Edit
(As Robert pointed out, what I was trying to prove is incorrect. So now I ask the right question here, to avoid duplicate question)
For infinite independent Bernoulli trials with probability $p$ to success, define a random variable N which equals to the number of successful trial.
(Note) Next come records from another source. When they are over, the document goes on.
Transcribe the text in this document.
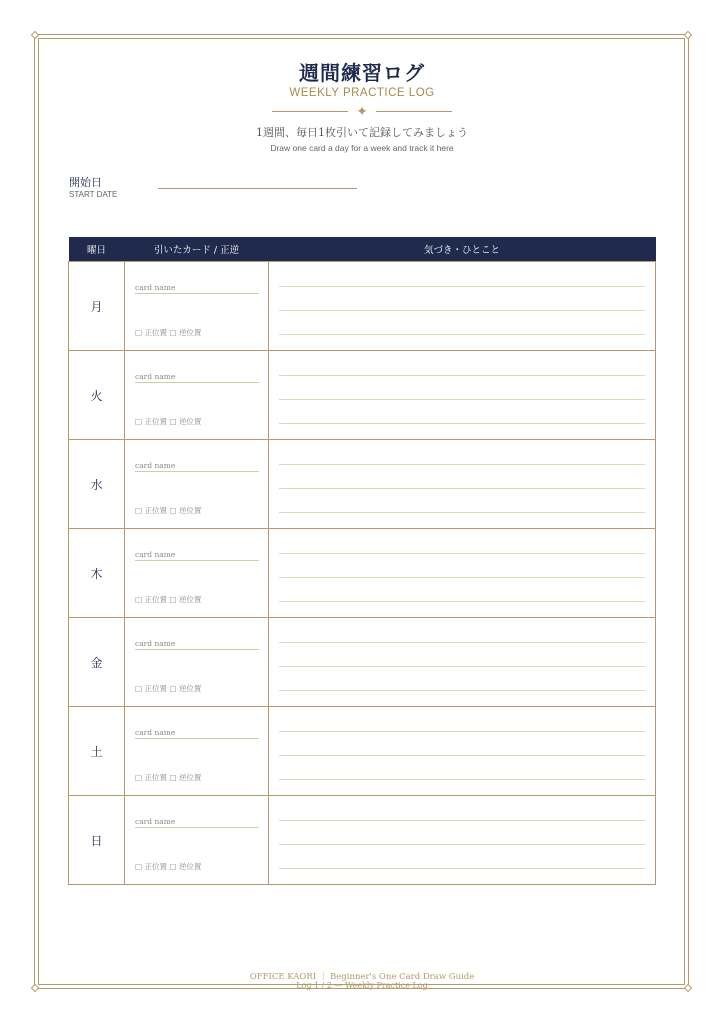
週間練習ログ
WEEKLY PRACTICE LOG
✦
1週間、毎日1枚引いて記録してみましょう
Draw one card a day for a week and track it here
開始日
START DATE
曜日	引いたカード / 正逆	気づき・ひとこと
月	card name
□ 正位置 □ 逆位置	

火	card name
□ 正位置 □ 逆位置	

水	card name
□ 正位置 □ 逆位置	

木	card name
□ 正位置 □ 逆位置	

金	card name
□ 正位置 □ 逆位置	

土	card name
□ 正位置 □ 逆位置	

日	card name
□ 正位置 □ 逆位置	

OFFICE KAORI ｜ Beginner's One Card Draw Guide
Log 1 / 2 — Weekly Practice Log
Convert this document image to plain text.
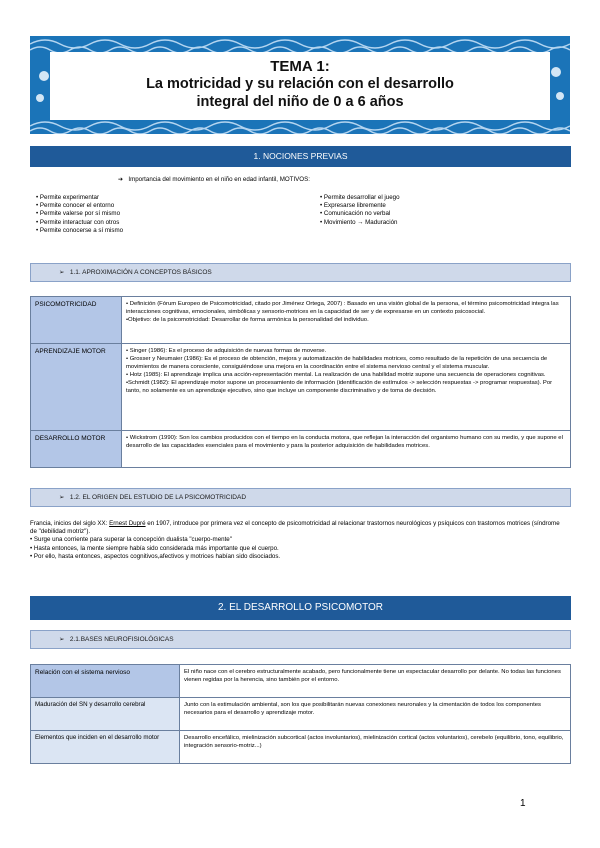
TEMA 1:
La motricidad y su relación con el desarrollo
integral del niño de 0 a 6 años
1. NOCIONES PREVIAS
➔ Importancia del movimiento en el niño en edad infantil, MOTIVOS:
• Permite experimentar
• Permite conocer el entorno
• Permite valerse por sí mismo
• Permite interactuar con otros
• Permite conocerse a sí mismo
• Permite desarrollar el juego
• Expresarse libremente
• Comunicación no verbal
• Movimiento → Maduración
➢ 1.1. APROXIMACIÓN A CONCEPTOS BÁSICOS
PSICOMOTRICIDAD	• Definición (Fórum Europeo de Psicomotricidad, citado por Jiménez Ortega, 2007) : Basado en una visión global de la persona, el término psicomotricidad integra las interacciones cognitivas, emocionales, simbólicas y sensorio-motrices en la capacidad de ser y de expresarse en un contexto psicosocial.
•Objetivo: de la psicomotricidad: Desarrollar de forma armónica la personalidad del individuo.

APRENDIZAJE MOTOR	• Singer (1986): Es el proceso de adquisición de nuevas formas de moverse.
• Grosser y Neumaier (1986): Es el proceso de obtención, mejora y automatización de habilidades motrices, como resultado de la repetición de una secuencia de movimientos de manera consciente, consiguiéndose una mejora en la coordinación entre el sistema nervioso central y el sistema muscular.
• Hotz (1985): El aprendizaje implica una acción-representación mental. La realización de una habilidad motriz supone una secuencia de operaciones cognitivas.
•Schmidt (1982): El aprendizaje motor supone un procesamiento de información (identificación de estímulos -> selección respuestas -> programar respuestas). Por tanto, no solamente es un aprendizaje ejecutivo, sino que incluye un componente discriminativo y de toma de decisión.

DESARROLLO MOTOR	• Wickstrom (1990): Son los cambios producidos con el tiempo en la conducta motora, que reflejan la interacción del organismo humano con su medio, y que supone el desarrollo de las capacidades esenciales para el movimiento y para la posterior adquisición de habilidades motrices.
➢ 1.2. EL ORIGEN DEL ESTUDIO DE LA PSICOMOTRICIDAD
Francia, inicios del siglo XX: Ernest Dupré en 1907, introduce por primera vez el concepto de psicomotricidad al relacionar trastornos neurológicos y psíquicos con trastornos motrices (síndrome de "debilidad motriz").
• Surge una corriente para superar la concepción dualista "cuerpo-mente"
• Hasta entonces, la mente siempre había sido considerada más importante que el cuerpo.
• Por ello, hasta entonces, aspectos cognitivos,afectivos y motrices habían sido disociados.
2. EL DESARROLLO PSICOMOTOR
➢ 2.1.BASES NEUROFISIOLÓGICAS
Relación con el sistema nervioso	El niño nace con el cerebro estructuralmente acabado, pero funcionalmente tiene un espectacular desarrollo por delante. No todas las funciones vienen regidas por la herencia, sino también por el entorno.
Maduración del SN y desarrollo cerebral	Junto con la estimulación ambiental, son los que posibilitarán nuevas conexiones neuronales y la cimentación de todos los componentes necesarios para el desarrollo y aprendizaje motor.
Elementos que inciden en el desarrollo motor	Desarrollo encefálico, mielinización subcortical (actos involuntarios), mielinización cortical (actos voluntarios), cerebelo (equilibrio, tono, equilibrio, integración sensorio-motriz...)
1
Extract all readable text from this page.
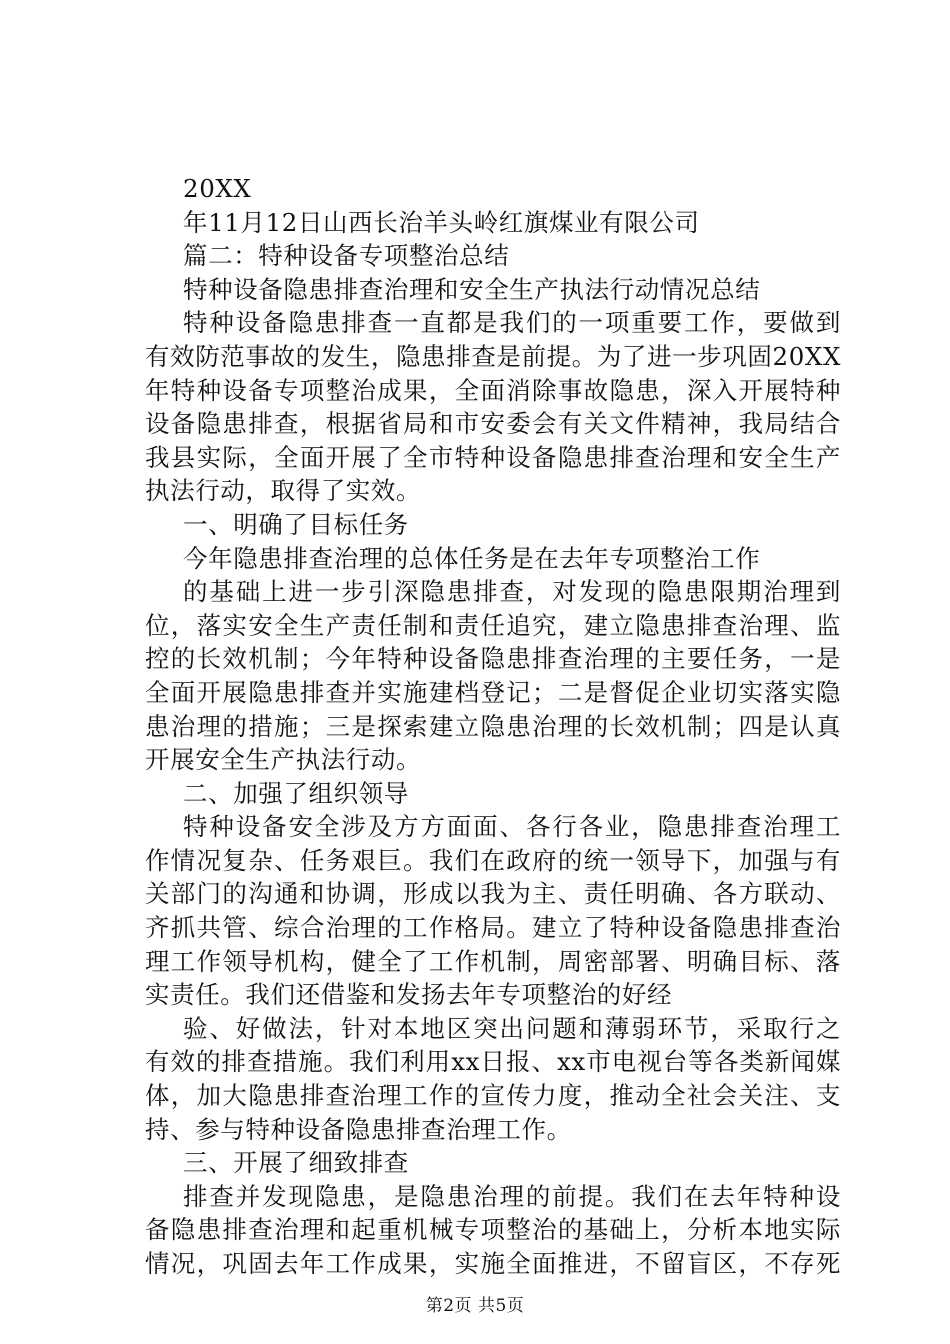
20XX
年11月12日山西长治羊头岭红旗煤业有限公司
篇二：特种设备专项整治总结
特种设备隐患排查治理和安全生产执法行动情况总结
特种设备隐患排查一直都是我们的一项重要工作，要做到
有效防范事故的发生，隐患排查是前提。为了进一步巩固20XX
年特种设备专项整治成果，全面消除事故隐患，深入开展特种
设备隐患排查，根据省局和市安委会有关文件精神，我局结合
我县实际，全面开展了全市特种设备隐患排查治理和安全生产
执法行动，取得了实效。
一、明确了目标任务
今年隐患排查治理的总体任务是在去年专项整治工作
的基础上进一步引深隐患排查，对发现的隐患限期治理到
位，落实安全生产责任制和责任追究，建立隐患排查治理、监
控的长效机制；今年特种设备隐患排查治理的主要任务，一是
全面开展隐患排查并实施建档登记；二是督促企业切实落实隐
患治理的措施；三是探索建立隐患治理的长效机制；四是认真
开展安全生产执法行动。
二、加强了组织领导
特种设备安全涉及方方面面、各行各业，隐患排查治理工
作情况复杂、任务艰巨。我们在政府的统一领导下，加强与有
关部门的沟通和协调，形成以我为主、责任明确、各方联动、
齐抓共管、综合治理的工作格局。建立了特种设备隐患排查治
理工作领导机构，健全了工作机制，周密部署、明确目标、落
实责任。我们还借鉴和发扬去年专项整治的好经
验、好做法，针对本地区突出问题和薄弱环节，采取行之
有效的排查措施。我们利用xx日报、xx市电视台等各类新闻媒
体，加大隐患排查治理工作的宣传力度，推动全社会关注、支
持、参与特种设备隐患排查治理工作。
三、开展了细致排查
排查并发现隐患，是隐患治理的前提。我们在去年特种设
备隐患排查治理和起重机械专项整治的基础上，分析本地实际
情况，巩固去年工作成果，实施全面推进，不留盲区，不存死
第2页 共5页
Intuitively, we know if $p > 0$, $\Pr \{N < \infty \} = 0$, in other word $N \rightarrow \infty$. But I got stuck when I try to prove it mathematically.
\begin{aligned} \Pr \{ N < \infty \} & = \Pr \{ \cup_{n=1}^{\infty} [N \le n] \} \\ & = \lim_{n \rightarrow \infty} \Pr \{ N \le n \} \\ & = \lim_{n \rightarrow \infty}\sum_{i=1}^{n} b(i; \infty, p) \\ & = \sum_{i=1}^{\infty} b(i; \infty, p) \\ \end{aligned}
I've totally no idea how to calculate the last expression.
(Original Question)
For infinite independent Bernoulli trials with probability $p$ to success, define a random variable N which equals to the number of successful trial. Can we prove that $\Pr \{N < \infty \} = 1$ by:
\begin{aligned} \Pr \{ N < \infty \} & = \Pr \{ \cup_{n=1}^{\infty} [N \le n] \} \\ & = \lim_{n \rightarrow \infty} \Pr \{ N \le n \} \\ & = \lim_{n \rightarrow \infty}\sum_{i=1}^{n} b(i; \infty, p) \\ & = \sum_{i=1}^{\infty} b(i; \infty, p) \\ & = \lim_{m \rightarrow \infty}\sum_{i=1}^{m} b(i; m, p) \\ & = \lim_{m \rightarrow \infty}[p + (1 - p)]^m \\ & = \lim_{m \rightarrow \infty} 1^m \\ & = 1 \end{aligned}
I know there must be some mistake in the process because if $p = 1$, N must infinite. So the equation only holds when $ p < 1 $. Which step is wrong?